Anyway! We had a couple of hours to kill in Humahuaca so we buggered off for a stroll through the tiny, dusty village and found a place to eat. Llama is very much on the menu here. Llama salami, llama empanadas, llama steak. Tarrant was a bit weirded out by it despite being a staunch carnivore, she’d just been petting one and she didn’t think it was right to then eat one. I mean, she can walk past a field of frolicking lambs and coo over how cute they are before sitting down to one of their brethern, deliciously roasted and served with seasonal veg. I don’t know why she had a mental block with this. I got the llama steak, I guess the closest thing to the taste and texture would be pork.
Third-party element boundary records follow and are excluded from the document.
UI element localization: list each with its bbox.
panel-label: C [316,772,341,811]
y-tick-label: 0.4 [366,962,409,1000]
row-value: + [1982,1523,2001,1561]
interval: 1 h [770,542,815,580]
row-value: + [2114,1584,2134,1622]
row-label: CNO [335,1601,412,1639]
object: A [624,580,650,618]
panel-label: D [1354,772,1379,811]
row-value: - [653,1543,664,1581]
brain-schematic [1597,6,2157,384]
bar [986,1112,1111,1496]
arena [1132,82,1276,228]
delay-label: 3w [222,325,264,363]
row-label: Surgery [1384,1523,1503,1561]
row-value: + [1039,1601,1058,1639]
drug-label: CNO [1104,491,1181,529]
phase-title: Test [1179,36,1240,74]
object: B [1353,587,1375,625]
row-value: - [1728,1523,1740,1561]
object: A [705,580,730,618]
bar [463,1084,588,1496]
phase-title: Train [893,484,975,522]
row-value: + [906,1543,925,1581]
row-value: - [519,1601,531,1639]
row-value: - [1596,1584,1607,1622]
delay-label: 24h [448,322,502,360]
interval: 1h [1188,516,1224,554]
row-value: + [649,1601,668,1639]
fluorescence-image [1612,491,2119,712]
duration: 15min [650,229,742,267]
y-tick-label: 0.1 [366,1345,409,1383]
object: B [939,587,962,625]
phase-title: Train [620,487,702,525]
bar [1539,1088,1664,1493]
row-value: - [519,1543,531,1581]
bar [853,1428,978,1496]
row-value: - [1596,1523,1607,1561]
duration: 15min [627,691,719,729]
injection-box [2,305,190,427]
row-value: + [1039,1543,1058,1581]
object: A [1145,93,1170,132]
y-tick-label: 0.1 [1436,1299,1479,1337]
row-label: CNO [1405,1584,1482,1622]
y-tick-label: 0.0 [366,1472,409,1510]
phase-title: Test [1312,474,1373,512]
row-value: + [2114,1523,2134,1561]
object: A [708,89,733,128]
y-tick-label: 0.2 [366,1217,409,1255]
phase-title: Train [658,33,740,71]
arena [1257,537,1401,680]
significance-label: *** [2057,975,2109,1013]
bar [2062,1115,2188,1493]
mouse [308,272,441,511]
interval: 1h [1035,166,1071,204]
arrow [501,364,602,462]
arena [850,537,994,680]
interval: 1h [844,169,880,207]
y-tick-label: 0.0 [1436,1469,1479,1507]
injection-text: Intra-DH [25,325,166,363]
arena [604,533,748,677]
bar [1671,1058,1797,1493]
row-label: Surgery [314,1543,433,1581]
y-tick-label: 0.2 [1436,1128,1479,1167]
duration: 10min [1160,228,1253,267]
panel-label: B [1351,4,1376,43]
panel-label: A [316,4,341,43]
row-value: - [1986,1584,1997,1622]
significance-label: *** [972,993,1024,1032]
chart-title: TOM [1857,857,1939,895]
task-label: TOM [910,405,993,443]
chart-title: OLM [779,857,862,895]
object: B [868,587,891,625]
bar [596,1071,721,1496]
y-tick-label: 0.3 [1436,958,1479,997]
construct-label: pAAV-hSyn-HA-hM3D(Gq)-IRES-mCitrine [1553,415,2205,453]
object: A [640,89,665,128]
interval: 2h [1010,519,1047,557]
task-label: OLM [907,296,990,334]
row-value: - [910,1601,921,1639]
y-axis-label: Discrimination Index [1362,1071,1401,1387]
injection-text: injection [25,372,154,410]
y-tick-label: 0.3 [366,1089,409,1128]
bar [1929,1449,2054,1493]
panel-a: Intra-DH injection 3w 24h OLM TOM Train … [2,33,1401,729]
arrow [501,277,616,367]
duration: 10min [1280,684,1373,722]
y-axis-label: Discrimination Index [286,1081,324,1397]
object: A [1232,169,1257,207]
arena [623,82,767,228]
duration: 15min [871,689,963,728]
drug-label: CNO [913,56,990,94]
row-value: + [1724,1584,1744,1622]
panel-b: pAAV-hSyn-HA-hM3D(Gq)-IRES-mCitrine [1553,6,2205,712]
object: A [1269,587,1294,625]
I think if we were to do this again we’d splash out on car rental and I’d just have to woman up and deal with the tiny, busy streets. Another thing that put us off was the fact there was no affordable accommodation on Booking.com but one we were here I saw plenty of places that probably weren’t online. I even checked the app to see if I could find them and I couldn’t. I bet you could just rock up and find a place for the night. It would have worked out more expensive than the tours but at least you’ll be in full control of your eyehole fodder.
Jump to “Useful shit to know…”

Humahuaca & Purmamarca, Jujuy Province, Argentina
Stayed at: Departamentos Muskuy

Useful shit to know…
- We used Turismo Guadalquivir in the end. Their guides don’t speak English.
- We paid AR$7900 each (US$21 at the Blue Dollar rate).
- Nordic Travel do offer English speaking guides, they wanted AR$10900 each for this trip.
- The entrance fee for Pucará de Tilcara was AR$500 each.
- The mirador in Purmamarca cost AR$100 each.
- I asked at one place about car rental and it was just over AR$16000 a day.